Personal information
- Date of birth: July 20, 1901
- Place of birth: Solotvyn, Austria-Hungary
- Date of death: December 24, 1952 (aged 51)
- Place of death: Vienna, Austria
- Position: Inside forward

Senior career*
- Years: Team / Apps / (Gls)
- 1918–1926: Hakoah Vienna / 43 / (13)
- 1926–1928: New York Giants / 84 / (28)
- 1928–1929: New York Hakoah / ? / (21)
- 1929–1931: Hakoah All-Stars / 94 / (29)
- 1931–1933: New York Americans
- 1933–1934, 1936: Hakoah Vienna

International career
- 1923–1925: Austria / 7 / (2)

Managerial career
- 1935: Garbarnia Kraków

= Moritz Häusler =

Austrian footballer

Moses “Moritz” or “Moschkatz” Häusler (July 20, 1901 in Solotvyn – December 24, 1952 in Vienna) was an early twentieth century Austrian football inside forward who played professionally in Austria and the United States. He also earned seven caps with the Austria national football team between 1923 and 1925.

==Player==

===Professional===
Häusler began his career with Vienna based youth teams Armania and Romania. In 1918, he signed with Hakoah Vienna in Austria, but did not break into the first team until the 1919–1920 season. However, he remained a minor role player until the 1922–1923 season. In 1926, Hakoah Vienna toured the United States. Impressed by the high pay and low level of anti-Semitism compared to Europe, Häusler and several of his teammates decided to return to the United States to play in the American Soccer League.
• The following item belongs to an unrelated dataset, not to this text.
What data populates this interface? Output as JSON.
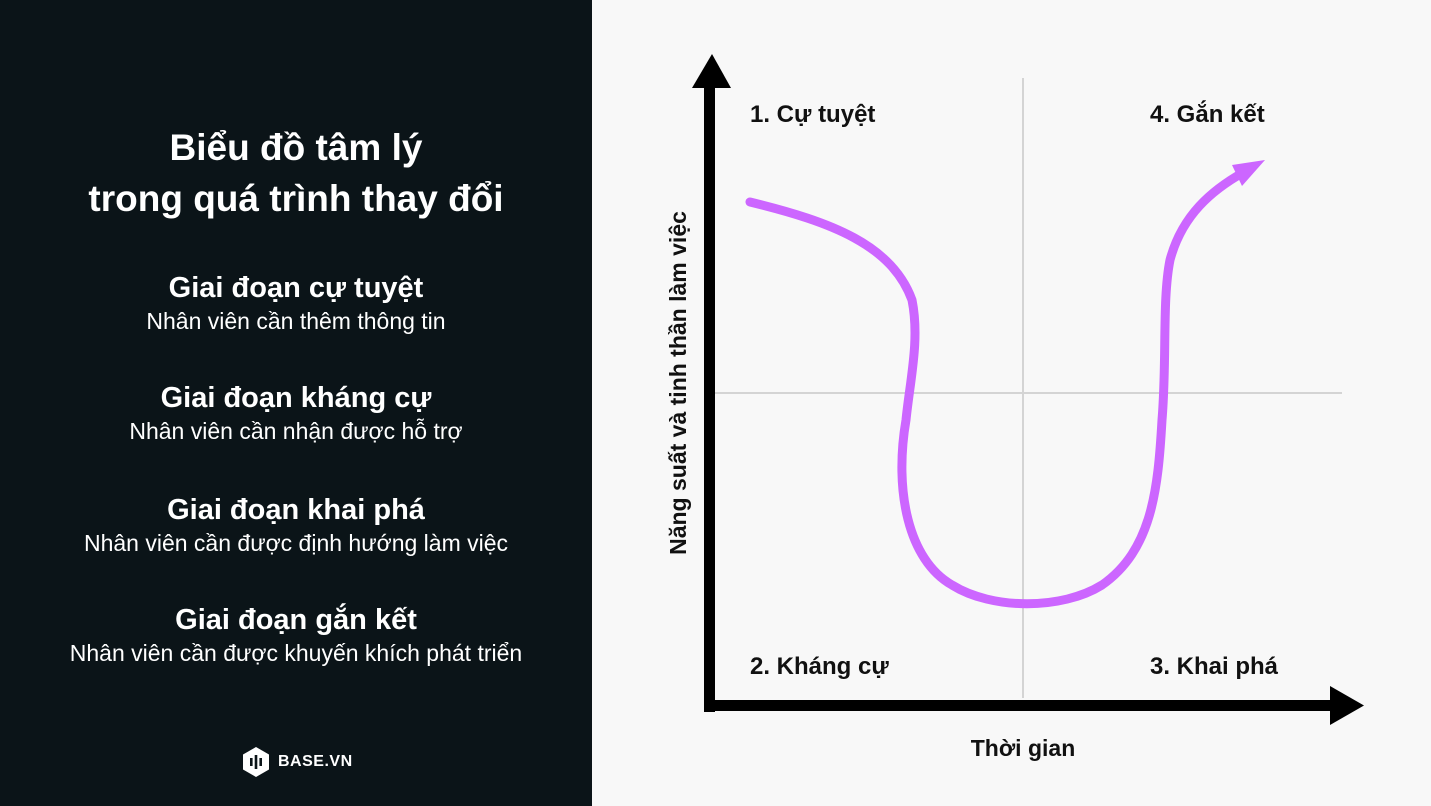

In the fall of 1926, Häusler signed with the New York Giants. In 1928, the ASL and the United States Soccer Federation began a struggle for supremacy in U.S. soccer. Known as the “Soccer War”, it led to the USFA declaring the ASL an “outlaw league” in the fall of 1928. At that time, Häusler had already played six games with the Giants. Declining to play with an “outlaw team” Häusler jumped to the competing, and legal, Eastern Professional Soccer League where he signed with New York Hakoah. New York Hakoah took second place in the ESL and won the 1929 National Challenge Cup with Häusler scoring a goal in Hakoah’s 3-0 victory over St. Louis Madison Kennel. At the end of 1929, the ASL made peace with USFA which brought about the merger of the ASL and ESL and the merger of the ESL New York Hakoah with the ASL Brooklyn Hakoah to form the Hakoah All-Stars. Häusler joined the new team and remained with it until 1931. That year, he signed with the New York Americans as the ASL began to collapse. In 1933, the Americans lost in the 1933 National Challenge Cup championship series. Following that loss, Häusler returned to Austria, where he rejoined Hakoah Vienna for the 1933–1934 season. He retired and became a coach, but returned to Hakoah Vienna at the end of the 1935–1936 season.

===National team===
Häusler earned seven caps, scoring two goals, with the Austria national team. His first came in an August 1923 victory over Finland. He scored in his second game with the national team, a win over Romania. His last game was a November 1925 game with Switzerland.

==Coach==
Following his retirement in 1934, Häusler moved to Poland to coach Garbarnia Kraków. He later coached in northern Europe and Luxembourg.

In 1950, he returned to Vienna, where he owned a coffee house until his death in 1952.